EVANGELIO DEL DOMINGO
"Te seguiré donde quiera que vayas". San Lucas 9, 51-62.

sábado, 31 de diciembre de 2016

Y HABITÓ ENTRE NOSOTROS

“E l Evangelio de Hoy”: Jn 1,1-18

Lectura del santo evangelio según san Juan:

En el principio ya existía la Palabra, y la Palabra estaba junto a Dios, y la Palabra era Dios. La Palabra en el principio estaba junto a Dios. Por medio de la Palabra se hizo todo, y sin ella no se hizo nada de lo que se ha hecho. En la Palabra había vida, y la vida era la luz de los hombres. La luz brilla en la tiniebla, y la tiniebla no la recibió. Surgió un hombre enviado por Dios, que se llamaba Juan: éste venía como testigo, para dar testimonio de la luz, para que por él todos vinieran a la fe. No era él la luz, sino testigo de la luz. La Palabra era la luz verdadera, que alumbra a todo hombre. Al mundo vino, y en el mundo estaba; el mundo se hizo por medio de ella, y el mundo no la conoció. Vino a su casa, y los suyos no la recibieron. Pero a cuantos la recibieron, les da poder para ser hijos de Dios, si creen en su nombre. Éstos no han nacido de sangre, ni de amor carnal, ni de amor humano, sino de Dios. Y la Palabra se hizo carne y acampó entre nosotros, y hemos contemplado su gloria: gloria propia del Hijo único del Padre, lleno de gracia y de verdad. Juan da testimonio de él y grita diciendo: "Éste es de quien dije: "El que viene detrás de mí pasa delante de mí, porque existía antes que yo."" Pues de su plenitud todos hemos recibido, gracia tras gracia. Porque la Ley se dio por medio de Moisés, la gracia y la verdad vinieron por medio de Jesucristo. A Dios nadie lo ha visto jamás: Dios Hijo único, que está en el seno del Padre, es quien lo ha dado a conocer. Palabra del Señor.

Reflexión

Hoy es un buen día para agradecer a Dios el don de la vida y las oportunidades compartidas durante el año 2016. Puede ser que los ajetreos de la vida cotidiana no nos hayan permitido vivir conscientemente cada jornada de este tiempo medido en un año, pero podemos estar seguros de que Dios siempre ha estado ahí con nosotros, en las buenas y en las no tan buenas. El texto del Evangelio de Hoy, a primera vista no nos dice gran cosa pues está redactado en un formato bastante teológico y poético. En el fondo, al igual que el día de Navidad, el evangelio nos recuerda que Dios ha sido infinitamente generoso con nosotros al regalarnos a su propio hijo y amarnos en él, sin condición ni límites.
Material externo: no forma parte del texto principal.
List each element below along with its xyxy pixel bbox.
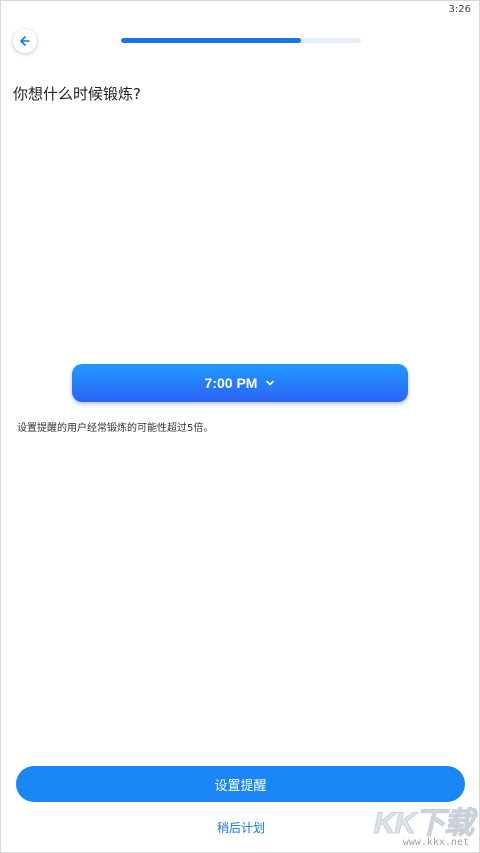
set-reminder-label: 设置提醒: [214, 778, 267, 794]
reminder-hint-text: 设置提醒的用户经常锻炼的可能性超过5倍。: [17, 423, 214, 434]
onboarding-progress-bar: [121, 38, 361, 43]
progress-fill: [121, 38, 301, 43]
time-picker-button[interactable]: 7:00 PM: [72, 364, 408, 402]
back-button[interactable]: [13, 29, 37, 53]
page-title: 你想什么时候锻炼?: [13, 85, 141, 103]
app-screen: 3:26 你想什么时候锻炼? 7:00 PM 设置提醒的用户经常锻炼的可能性超过…: [0, 0, 480, 853]
selected-time: 7:00 PM: [204, 375, 258, 391]
set-reminder-button[interactable]: 设置提醒: [16, 766, 465, 802]
chevron-down-icon: [265, 378, 275, 388]
watermark-site: www.kkx.net: [402, 837, 469, 848]
arrow-left-icon: [19, 35, 31, 47]
plan-later-link[interactable]: 稍后计划: [1, 819, 480, 836]
status-bar-time: 3:26: [448, 4, 471, 15]
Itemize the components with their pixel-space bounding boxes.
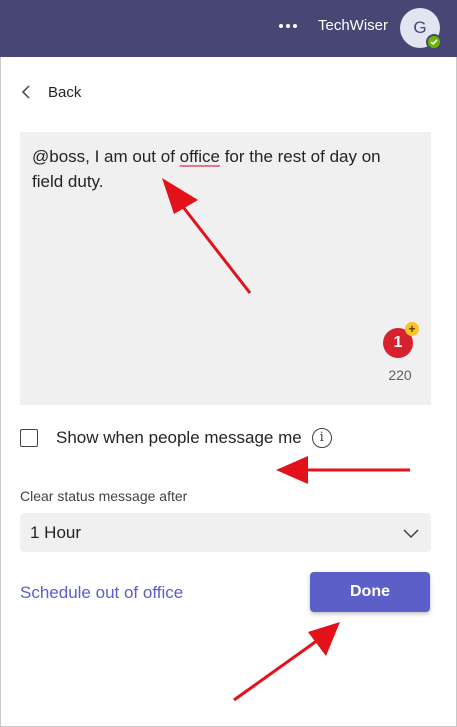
avatar-initial: G [413, 18, 427, 37]
status-message-input[interactable]: @boss, I am out of office for the rest o… [20, 132, 431, 405]
org-name: TechWiser [318, 17, 389, 34]
status-message-text[interactable]: @boss, I am out of office for the rest o… [32, 144, 412, 194]
emoji-badge-label: 1 [393, 334, 403, 351]
back-button[interactable]: Back [20, 78, 81, 106]
char-counter: 220 [388, 367, 412, 383]
done-button[interactable]: Done [310, 572, 430, 612]
info-icon[interactable]: i [311, 428, 332, 448]
app-header: TechWiser G [0, 0, 457, 57]
chevron-down-icon [403, 529, 419, 539]
avatar[interactable]: G [400, 8, 442, 50]
schedule-out-of-office-link[interactable]: Schedule out of office [20, 583, 183, 603]
show-when-message-row: Show when people message me i [20, 425, 332, 451]
show-when-message-label: Show when people message me [56, 428, 302, 447]
chevron-left-icon [21, 85, 30, 99]
emoji-button[interactable]: 1 + [383, 322, 419, 358]
more-horizontal-icon[interactable] [276, 14, 300, 38]
presence-available-icon [426, 34, 442, 50]
clear-after-value: 1 Hour [30, 523, 82, 542]
message-text-before: @boss, I am out of [32, 147, 180, 166]
back-label: Back [48, 83, 82, 101]
misspelled-word: office [179, 147, 220, 166]
show-when-message-checkbox[interactable] [20, 429, 38, 447]
add-icon: + [405, 322, 419, 336]
clear-after-dropdown[interactable]: 1 Hour [20, 513, 431, 552]
clear-after-label: Clear status message after [20, 488, 188, 504]
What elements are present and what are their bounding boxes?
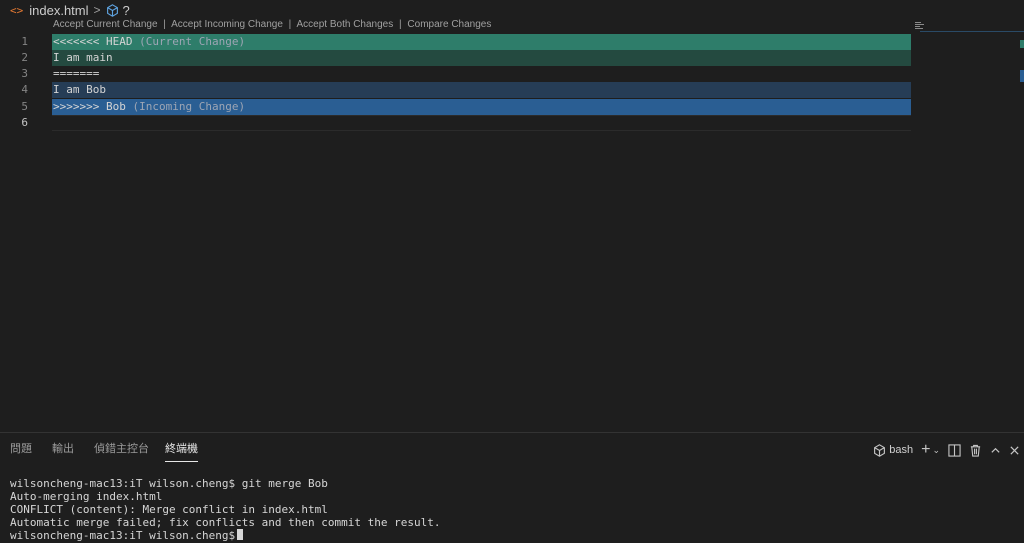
editor-line: 6	[0, 115, 911, 131]
editor-line: 4 I am Bob	[0, 82, 911, 98]
code-line[interactable]: <<<<<<< HEAD (Current Change)	[52, 34, 911, 50]
terminal-cube-icon	[874, 443, 886, 457]
editor-line: 3 =======	[0, 66, 911, 82]
code-line[interactable]: I am main	[52, 50, 911, 66]
panel-actions: bash + ⌄	[869, 441, 1024, 459]
trash-icon[interactable]	[969, 444, 982, 457]
accept-incoming-change-link[interactable]: Accept Incoming Change	[171, 19, 283, 30]
editor-line: 2 I am main	[0, 50, 911, 66]
terminal-line: CONFLICT (content): Merge conflict in in…	[10, 503, 328, 516]
terminal-cursor	[237, 529, 244, 540]
close-icon[interactable]	[1009, 445, 1020, 456]
line-number: 2	[21, 51, 28, 64]
html-file-icon: <>	[10, 3, 24, 17]
line-number: 6	[21, 116, 28, 129]
split-terminal-icon[interactable]	[948, 443, 961, 457]
bottom-panel: 問題 輸出 偵錯主控台 終端機 bash + ⌄ wilsoncheng-mac…	[0, 432, 1024, 543]
terminal-shell-selector[interactable]: bash	[873, 443, 914, 457]
editor-line: 5 >>>>>>> Bob (Incoming Change)	[0, 99, 911, 115]
terminal-prompt: wilsoncheng-mac13:iT wilson.cheng$	[10, 529, 236, 542]
code-line[interactable]: =======	[52, 66, 911, 82]
terminal-shell-label: bash	[889, 444, 914, 456]
compare-changes-link[interactable]: Compare Changes	[407, 19, 491, 30]
new-terminal-icon[interactable]: +	[921, 441, 930, 459]
terminal-line: Auto-merging index.html	[10, 490, 163, 503]
minimap-viewport	[920, 31, 1024, 32]
chevron-right-icon: >	[93, 3, 101, 17]
terminal-prompt-line: wilsoncheng-mac13:iT wilson.cheng$	[10, 529, 440, 542]
code-line[interactable]: >>>>>>> Bob (Incoming Change)	[52, 99, 911, 115]
tab-debug-console[interactable]: 偵錯主控台	[94, 441, 149, 461]
symbol-cube-icon[interactable]	[106, 3, 119, 17]
breadcrumb-file[interactable]: index.html	[29, 3, 88, 18]
tab-output[interactable]: 輸出	[52, 441, 74, 461]
tab-problems[interactable]: 問題	[10, 441, 32, 461]
terminal-output[interactable]: wilsoncheng-mac13:iT wilson.cheng$ git m…	[10, 477, 440, 542]
line-number: 1	[21, 35, 28, 48]
code-line[interactable]	[52, 115, 911, 131]
breadcrumb-symbol[interactable]: ?	[123, 3, 130, 18]
line-number: 5	[21, 100, 28, 113]
panel-tabs: 問題 輸出 偵錯主控台 終端機 bash + ⌄	[0, 433, 1024, 463]
terminal-line: Automatic merge failed; fix conflicts an…	[10, 516, 441, 529]
breadcrumb: <> index.html > ?	[0, 0, 1024, 20]
editor[interactable]: 1 <<<<<<< HEAD (Current Change) 2 I am m…	[0, 33, 1024, 433]
code-line[interactable]: I am Bob	[52, 82, 911, 98]
line-number: 4	[21, 83, 28, 96]
editor-line: 1 <<<<<<< HEAD (Current Change)	[0, 34, 911, 50]
terminal-line: wilsoncheng-mac13:iT wilson.cheng$ git m…	[10, 477, 328, 490]
line-number: 3	[21, 67, 28, 80]
tab-terminal[interactable]: 終端機	[165, 441, 198, 462]
chevron-down-icon[interactable]: ⌄	[932, 445, 940, 456]
merge-codelens: Accept Current Change | Accept Incoming …	[53, 19, 492, 30]
accept-current-change-link[interactable]: Accept Current Change	[53, 19, 158, 30]
chevron-up-icon[interactable]	[990, 445, 1001, 456]
minimap-icon	[914, 19, 926, 31]
accept-both-changes-link[interactable]: Accept Both Changes	[297, 19, 394, 30]
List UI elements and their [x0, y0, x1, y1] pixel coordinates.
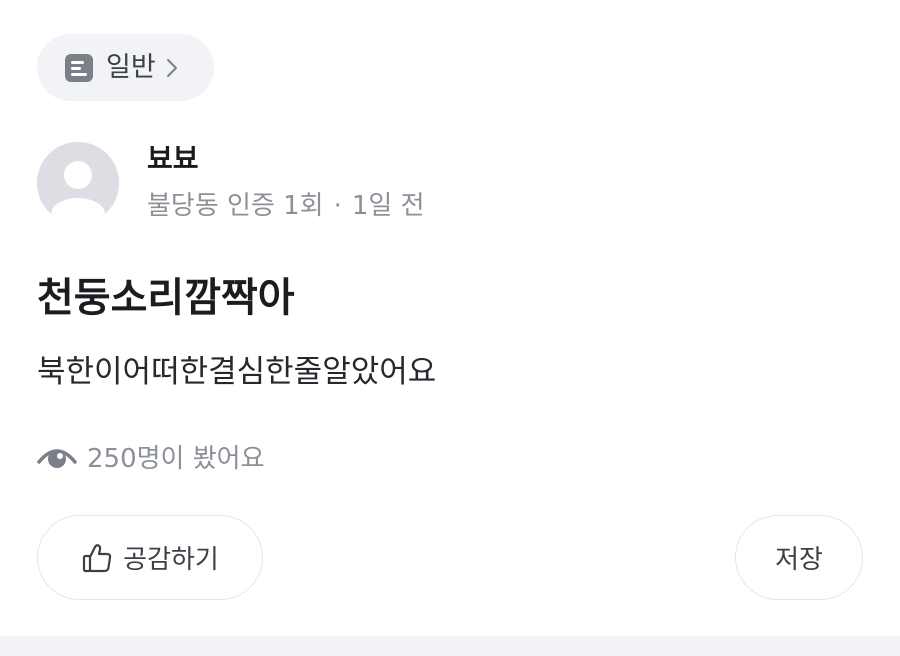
section-divider [0, 636, 900, 656]
author-name[interactable]: 뵤뵤 [147, 140, 199, 178]
eye-icon [37, 442, 77, 470]
author-location: 불당동 인증 1회 [147, 191, 324, 221]
document-icon [65, 53, 93, 82]
post-body: 북한이어떠한결심한줄알았어요 [37, 354, 437, 390]
view-count-text: 250명이 봤어요 [87, 443, 265, 474]
post-title: 천둥소리깜짝아 [37, 275, 295, 321]
view-count: 250명이 봤어요 [37, 436, 265, 476]
default-avatar-icon [37, 142, 119, 224]
like-button[interactable]: 공감하기 [37, 515, 263, 600]
author-avatar[interactable] [37, 142, 119, 224]
save-label: 저장 [775, 545, 823, 575]
thumbs-up-icon [81, 542, 113, 574]
post-time: 1일 전 [351, 191, 425, 221]
meta-separator: · [333, 191, 342, 221]
chevron-right-icon [165, 56, 179, 80]
save-button[interactable]: 저장 [735, 515, 863, 600]
category-chip[interactable]: 일반 [37, 34, 214, 101]
author-meta: 불당동 인증 1회 · 1일 전 [147, 188, 425, 224]
category-label: 일반 [106, 52, 156, 83]
like-label: 공감하기 [123, 545, 219, 575]
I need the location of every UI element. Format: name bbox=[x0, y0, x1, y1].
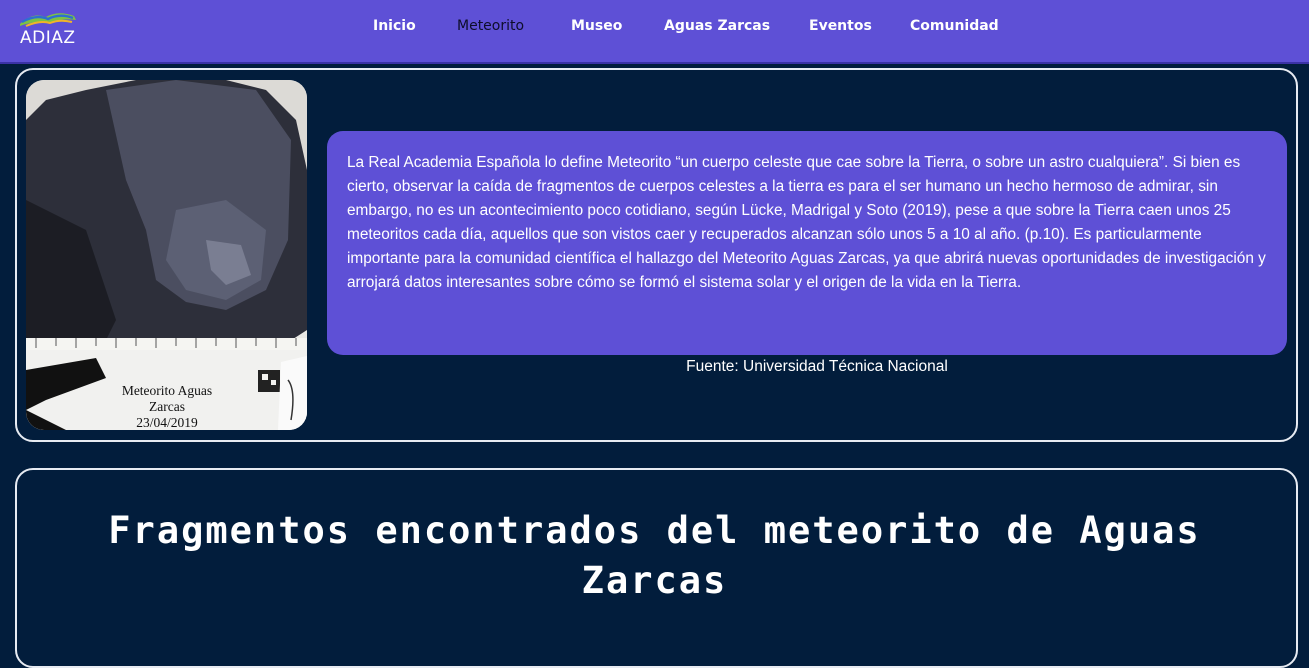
fragments-title: Fragmentos encontrados del meteorito de … bbox=[108, 509, 1201, 602]
quote-text: La Real Academia Española lo define Mete… bbox=[347, 154, 1266, 291]
top-navbar: ADIAZ Inicio Meteorito Museo Aguas Zarca… bbox=[0, 0, 1309, 64]
nav-aguas-zarcas[interactable]: Aguas Zarcas bbox=[664, 18, 770, 34]
nav-comunidad[interactable]: Comunidad bbox=[910, 18, 999, 34]
meteorite-image bbox=[26, 80, 307, 430]
main-nav: Inicio Meteorito Museo Aguas Zarcas Even… bbox=[0, 18, 1309, 42]
photo-caption-line-1: Meteorito Aguas Zarcas bbox=[121, 383, 213, 414]
nav-museo[interactable]: Museo bbox=[571, 18, 622, 34]
meteorite-photo bbox=[26, 80, 307, 430]
nav-inicio[interactable]: Inicio bbox=[373, 18, 416, 34]
nav-eventos[interactable]: Eventos bbox=[809, 18, 872, 34]
nav-meteorito[interactable]: Meteorito bbox=[457, 18, 524, 34]
photo-caption: Meteorito Aguas Zarcas 23/04/2019 bbox=[104, 383, 230, 431]
photo-caption-line-2: 23/04/2019 bbox=[136, 415, 198, 430]
quote-box: La Real Academia Española lo define Mete… bbox=[327, 131, 1287, 355]
source-text: Fuente: Universidad Técnica Nacional bbox=[686, 358, 948, 375]
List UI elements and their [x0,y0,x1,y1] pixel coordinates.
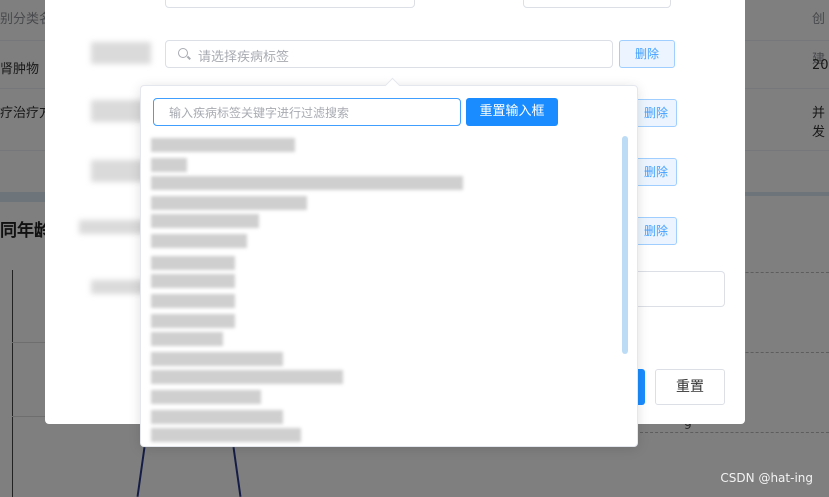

Una invitación a poner en el centro de nuestra vida su palabra y a dejarnos informar, instruir por Jesús para disfrutar desde ya de la vida eterna. Dios, por el amor que nos tiene, nos ha privilegiado con su presencia, con su Encarnación.  Encarnémonos nosotros luchando por la dignidad, la justicia fraterna y solidaria. No olvidemos que Dios se ha encarnado para salvarnos y mostrarnos el camino de la alegría y de la paz. Hagámoslo nosotros con nuestros hermanos y hermanas, mostrémosle buena cara y sobre todo un buen corazón. Celebremos el final de este año en familia, con sana alegría y oremos juntos para que la humanidad desarrolle el sentido del amor que construye la paz. Felicidades.